Il giorno della festa, un ruolo importante competeva alla banda musicale o a gruppi di suonatori ingaggiati per la circostanza. Fra i molti documenti significativi, nell’Archivio storico della città di Settimo Torinese si conserva la lettera con la quale, nel 1915, Giovanni Milizia e Francesco Bertetti, «iscritti di leva […] per l’anno 1897», desiderando festeggiare «la loro iscrizione alla lista stessa», chiesero al sindaco Angelo Chiarle di essere autorizzati a «girare per le vie del paese colla banda».
Il rituale della festa prevedeva la celebrazione di una Messa nella chiesa del luogo. I coscritti vi si recavano in gruppo con la bandiera arrotolata. Solo dopo la benedizione, la bandiera veniva spiegata per essere orgogliosamente esibita in pubblico, a rappresentare la classe di leva. Alla Messa seguiva un lauto pranzo, allietato dalle note dei musicanti e inframmezzato da numerosi brindisi. I giorni della visita militare offrivano l’occasione per improvvisare generali bisbocce che culminavano sovente con qualche irruzione goliardica a Torino e, non di rado, con la visita a un bordello.

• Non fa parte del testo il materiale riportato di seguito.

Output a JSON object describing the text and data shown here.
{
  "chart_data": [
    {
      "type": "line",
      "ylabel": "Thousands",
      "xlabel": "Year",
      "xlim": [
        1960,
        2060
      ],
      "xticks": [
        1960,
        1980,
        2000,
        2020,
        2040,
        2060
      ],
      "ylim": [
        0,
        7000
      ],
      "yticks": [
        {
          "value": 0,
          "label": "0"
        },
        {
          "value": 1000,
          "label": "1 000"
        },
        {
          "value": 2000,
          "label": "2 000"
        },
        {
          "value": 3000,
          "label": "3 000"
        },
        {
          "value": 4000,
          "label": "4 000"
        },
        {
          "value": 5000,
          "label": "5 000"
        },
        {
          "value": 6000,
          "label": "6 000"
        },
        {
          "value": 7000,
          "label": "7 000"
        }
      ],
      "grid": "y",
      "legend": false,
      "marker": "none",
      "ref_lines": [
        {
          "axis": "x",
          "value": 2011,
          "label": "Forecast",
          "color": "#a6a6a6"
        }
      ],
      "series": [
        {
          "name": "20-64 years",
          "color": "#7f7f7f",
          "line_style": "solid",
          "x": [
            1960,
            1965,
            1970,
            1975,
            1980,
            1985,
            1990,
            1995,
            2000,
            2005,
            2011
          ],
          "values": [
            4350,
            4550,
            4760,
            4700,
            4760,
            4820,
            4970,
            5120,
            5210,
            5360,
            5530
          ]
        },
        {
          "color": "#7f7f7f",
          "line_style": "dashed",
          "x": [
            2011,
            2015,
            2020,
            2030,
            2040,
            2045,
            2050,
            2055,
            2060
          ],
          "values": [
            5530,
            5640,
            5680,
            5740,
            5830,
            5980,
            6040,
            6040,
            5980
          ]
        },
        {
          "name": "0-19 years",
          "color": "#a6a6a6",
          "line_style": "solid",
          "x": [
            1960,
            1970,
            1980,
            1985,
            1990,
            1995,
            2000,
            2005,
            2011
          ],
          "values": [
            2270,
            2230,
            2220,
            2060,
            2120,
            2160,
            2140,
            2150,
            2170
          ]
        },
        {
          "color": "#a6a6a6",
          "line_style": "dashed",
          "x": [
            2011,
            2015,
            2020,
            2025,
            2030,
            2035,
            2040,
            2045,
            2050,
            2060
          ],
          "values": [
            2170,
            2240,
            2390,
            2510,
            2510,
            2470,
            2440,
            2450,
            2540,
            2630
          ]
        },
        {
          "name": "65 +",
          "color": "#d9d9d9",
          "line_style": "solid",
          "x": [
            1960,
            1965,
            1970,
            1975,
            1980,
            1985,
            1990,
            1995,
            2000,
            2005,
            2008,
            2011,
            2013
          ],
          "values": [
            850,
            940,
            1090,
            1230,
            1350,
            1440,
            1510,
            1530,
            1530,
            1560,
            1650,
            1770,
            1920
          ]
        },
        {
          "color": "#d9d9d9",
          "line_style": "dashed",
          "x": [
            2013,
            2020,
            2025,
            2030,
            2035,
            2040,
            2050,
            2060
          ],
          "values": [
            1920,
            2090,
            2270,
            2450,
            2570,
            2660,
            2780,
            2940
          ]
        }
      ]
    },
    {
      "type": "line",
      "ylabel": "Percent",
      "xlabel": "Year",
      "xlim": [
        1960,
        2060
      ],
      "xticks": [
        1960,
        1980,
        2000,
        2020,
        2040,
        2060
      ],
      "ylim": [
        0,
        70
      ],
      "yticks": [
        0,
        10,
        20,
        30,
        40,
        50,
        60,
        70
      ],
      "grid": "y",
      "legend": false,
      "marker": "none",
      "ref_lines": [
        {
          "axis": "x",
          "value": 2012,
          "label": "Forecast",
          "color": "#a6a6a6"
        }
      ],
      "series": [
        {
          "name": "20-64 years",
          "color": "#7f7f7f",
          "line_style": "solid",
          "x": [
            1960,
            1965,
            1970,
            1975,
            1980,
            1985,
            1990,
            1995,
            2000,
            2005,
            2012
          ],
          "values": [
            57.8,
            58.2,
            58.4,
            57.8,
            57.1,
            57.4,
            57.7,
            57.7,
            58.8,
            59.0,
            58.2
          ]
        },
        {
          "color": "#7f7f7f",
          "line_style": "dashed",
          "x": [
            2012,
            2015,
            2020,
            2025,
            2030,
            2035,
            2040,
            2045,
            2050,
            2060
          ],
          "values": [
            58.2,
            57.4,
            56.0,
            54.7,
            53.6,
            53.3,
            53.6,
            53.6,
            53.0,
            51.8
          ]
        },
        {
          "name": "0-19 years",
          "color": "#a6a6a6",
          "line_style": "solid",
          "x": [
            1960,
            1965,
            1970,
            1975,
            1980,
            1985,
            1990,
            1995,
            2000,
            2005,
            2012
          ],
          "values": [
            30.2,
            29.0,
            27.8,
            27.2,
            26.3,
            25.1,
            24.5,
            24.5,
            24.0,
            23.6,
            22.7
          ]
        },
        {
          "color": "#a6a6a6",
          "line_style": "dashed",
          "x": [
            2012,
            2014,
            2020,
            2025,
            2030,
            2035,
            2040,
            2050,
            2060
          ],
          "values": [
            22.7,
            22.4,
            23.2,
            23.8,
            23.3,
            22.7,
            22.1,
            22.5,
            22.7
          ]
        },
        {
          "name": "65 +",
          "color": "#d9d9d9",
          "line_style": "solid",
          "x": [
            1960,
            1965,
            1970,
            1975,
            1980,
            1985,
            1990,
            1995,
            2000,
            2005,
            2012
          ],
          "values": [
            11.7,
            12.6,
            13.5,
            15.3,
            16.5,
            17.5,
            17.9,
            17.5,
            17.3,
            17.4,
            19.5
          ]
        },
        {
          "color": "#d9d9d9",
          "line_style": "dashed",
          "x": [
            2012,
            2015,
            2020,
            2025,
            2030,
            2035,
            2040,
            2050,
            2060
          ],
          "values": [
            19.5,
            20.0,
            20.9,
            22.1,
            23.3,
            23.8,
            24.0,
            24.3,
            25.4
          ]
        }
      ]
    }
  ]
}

Spesso le feste di leva servivano a rinfocolare gli antagonismi di campanile fra paesi limitrofi. Nelle carte d’archivio è rimasta memoria delle risse furibonde che si accendevano quando i giovani di Settimo si recavano a Caselle – il capoluogo del mandamento – per ottemperare agli obblighi della coscrizione. Nel 1876 si scatenò una tale zuffa che i coscritti settimesi non poterono presentarsi al consiglio di leva e tornarono subito indietro onde evitare ulteriori guai.
Di una storia diversa furono protagonisti i giovani di Brandizzo, attesi nell’ottobre 1812 al distretto militare di Chivasso. Sennonché le piogge impetuose rendevano impossibile l’attraversamento dei torrenti Malone e Orco (all’epoca non esistevano ponti). Dopo un’inutile attesa, prendendo atto della situazione, il viceprefetto del dipartimento (si era in epoca napoleonica) decise di rinviare le operazioni al sabato seguente.

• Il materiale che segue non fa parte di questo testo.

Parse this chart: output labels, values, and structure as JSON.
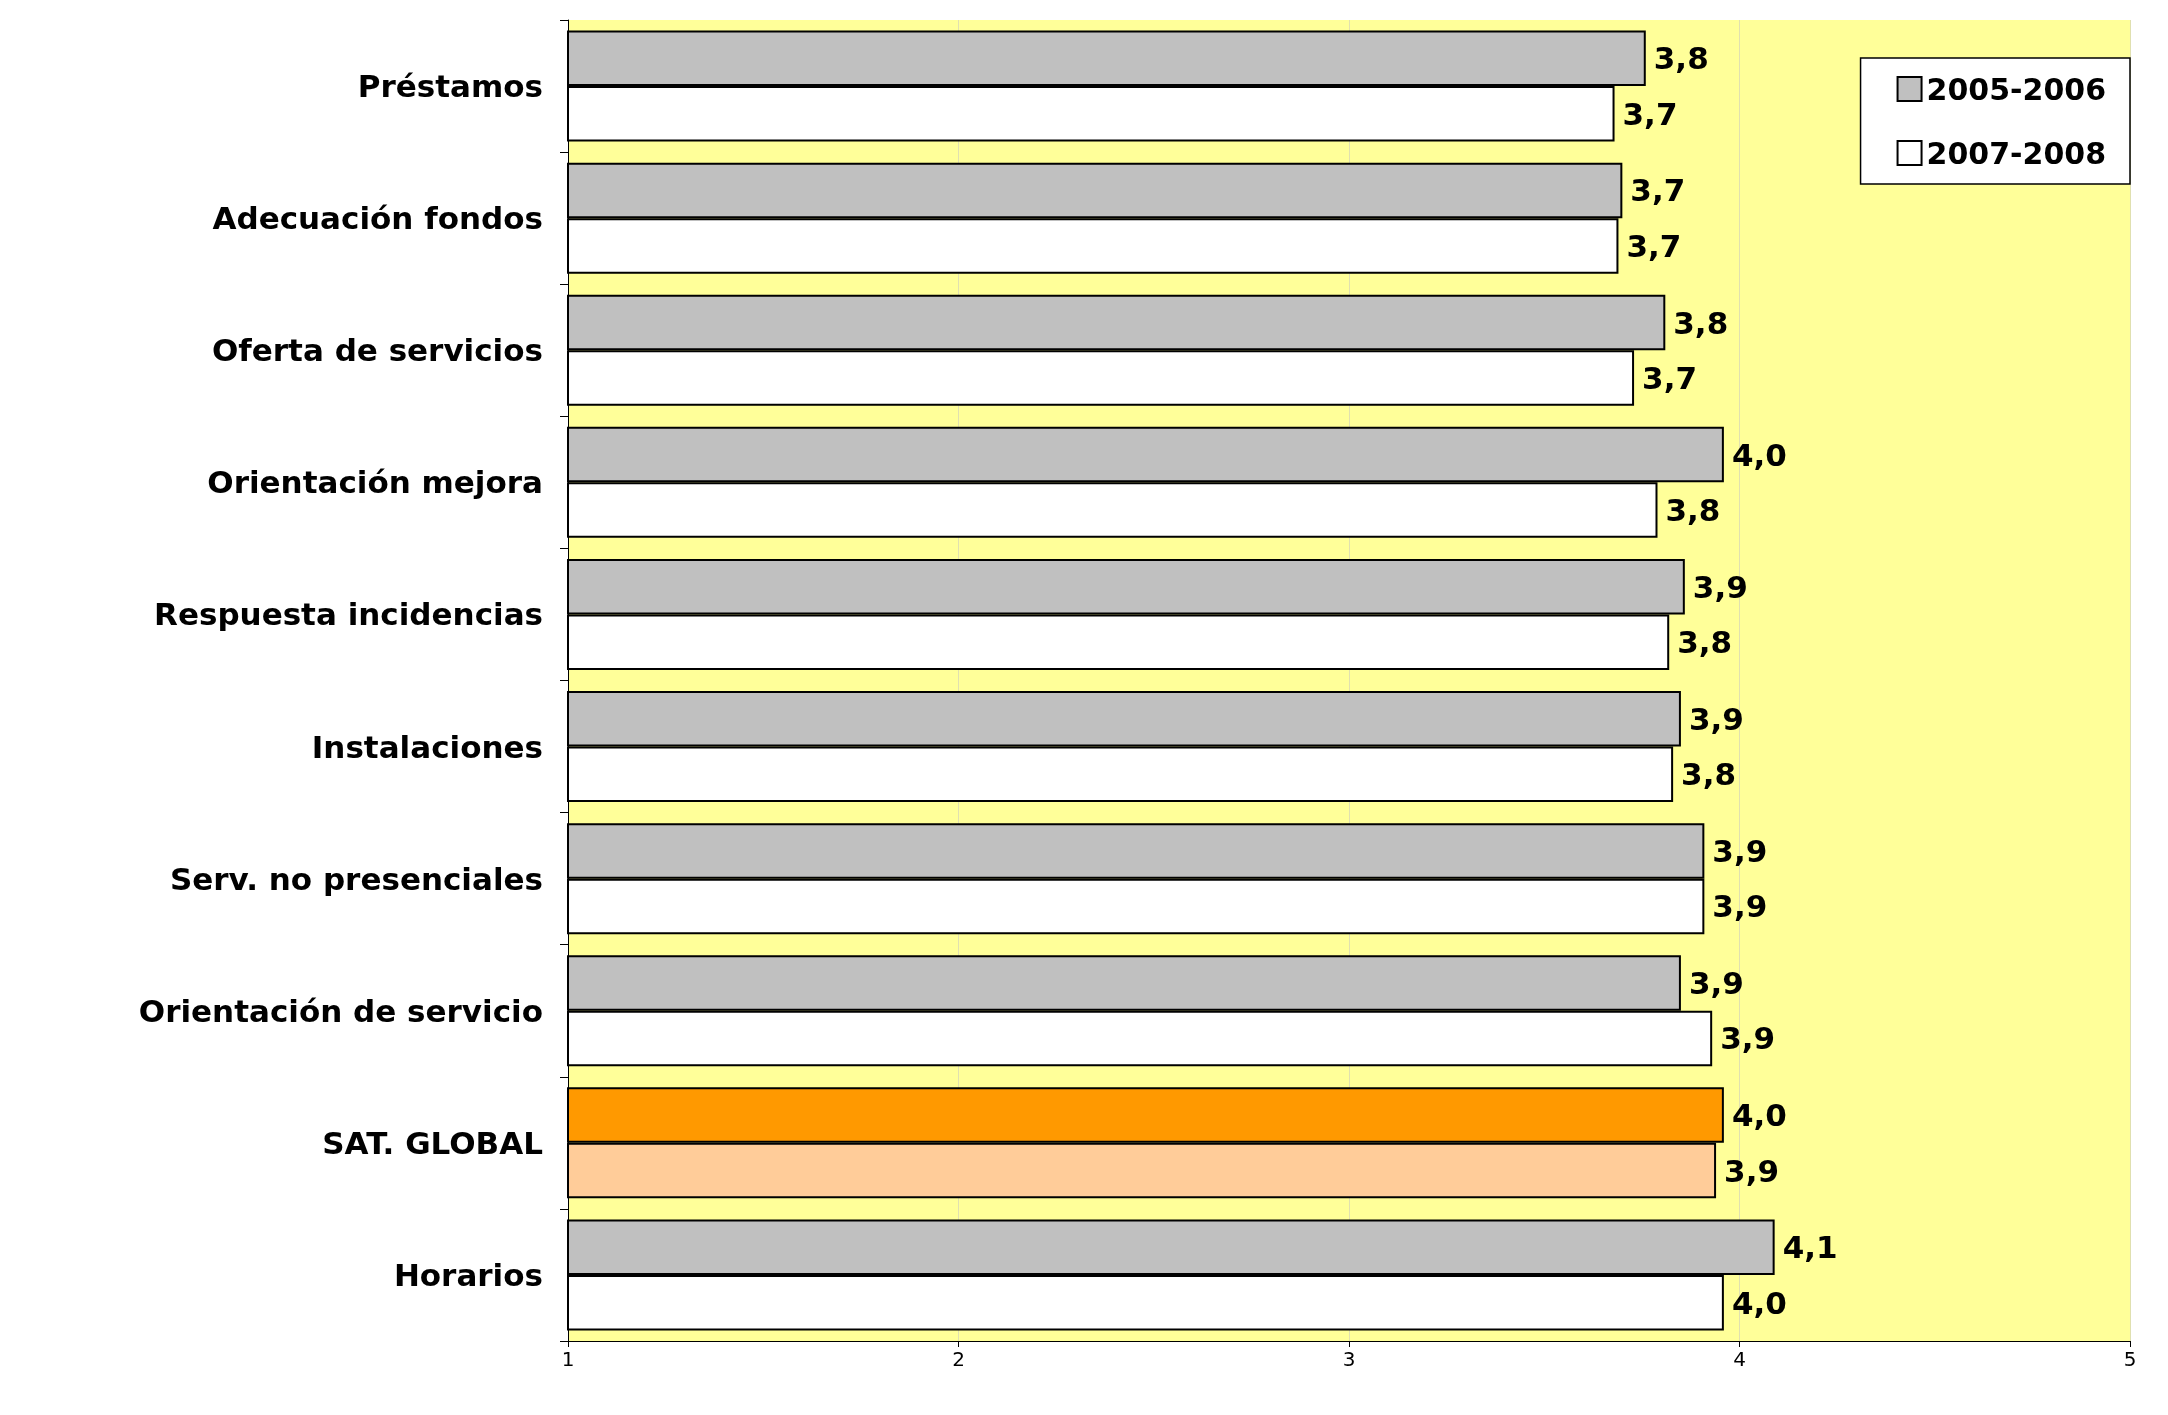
{
  "chart_data": {
    "type": "bar",
    "orientation": "horizontal",
    "categories": [
      "Préstamos",
      "Adecuación fondos",
      "Oferta de servicios",
      "Orientación mejora",
      "Respuesta incidencias",
      "Instalaciones",
      "Serv. no presenciales",
      "Orientación de servicio",
      "SAT. GLOBAL",
      "Horarios"
    ],
    "series": [
      {
        "name": "2005-2006",
        "color": "#c0c0c0",
        "colors": [
          "#c0c0c0",
          "#c0c0c0",
          "#c0c0c0",
          "#c0c0c0",
          "#c0c0c0",
          "#c0c0c0",
          "#c0c0c0",
          "#c0c0c0",
          "#ff9900",
          "#c0c0c0"
        ],
        "values": [
          3.76,
          3.7,
          3.81,
          3.96,
          3.86,
          3.85,
          3.91,
          3.85,
          3.96,
          4.09
        ],
        "value_labels": [
          "3,8",
          "3,7",
          "3,8",
          "4,0",
          "3,9",
          "3,9",
          "3,9",
          "3,9",
          "4,0",
          "4,1"
        ]
      },
      {
        "name": "2007-2008",
        "color": "#ffffff",
        "colors": [
          "#ffffff",
          "#ffffff",
          "#ffffff",
          "#ffffff",
          "#ffffff",
          "#ffffff",
          "#ffffff",
          "#ffffff",
          "#ffcc99",
          "#ffffff"
        ],
        "values": [
          3.68,
          3.69,
          3.73,
          3.79,
          3.82,
          3.83,
          3.91,
          3.93,
          3.94,
          3.96
        ],
        "value_labels": [
          "3,7",
          "3,7",
          "3,7",
          "3,8",
          "3,8",
          "3,8",
          "3,9",
          "3,9",
          "3,9",
          "4,0"
        ]
      }
    ],
    "xlim": [
      1,
      5
    ],
    "xticks": [
      1,
      2,
      3,
      4,
      5
    ],
    "grid": "x",
    "legend": "top right"
  }
}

Narra il conte Bianco di Saint-Jorioz: «Appena egli aveva proferito il decreto, i giovani di Brandizzo, grondanti acqua, gli appariscono davanti. Non avevano que’ magnanimi sofferto che si fosse detto di loro: i brandizzesi mancarono alla chiamata dell’onore. E poiché, [...] diversi argomenti per traghettare il torrente riuscirono vani, il più robusto tra essi si lanciò nell’acqua, porse la mano al compagno e questi ad un altro, e così procedendo formarono una catena da una sponda all’altra, e con molto pericolo, non meno che con molta gioia, superarono la corrente».
Commenta Bianco: «Tale era in quei tempi e tale sarà, dove l’occasione si mostri, l’ardore della gioventù italiana o, per meglio dire, della gioventù piemontese!».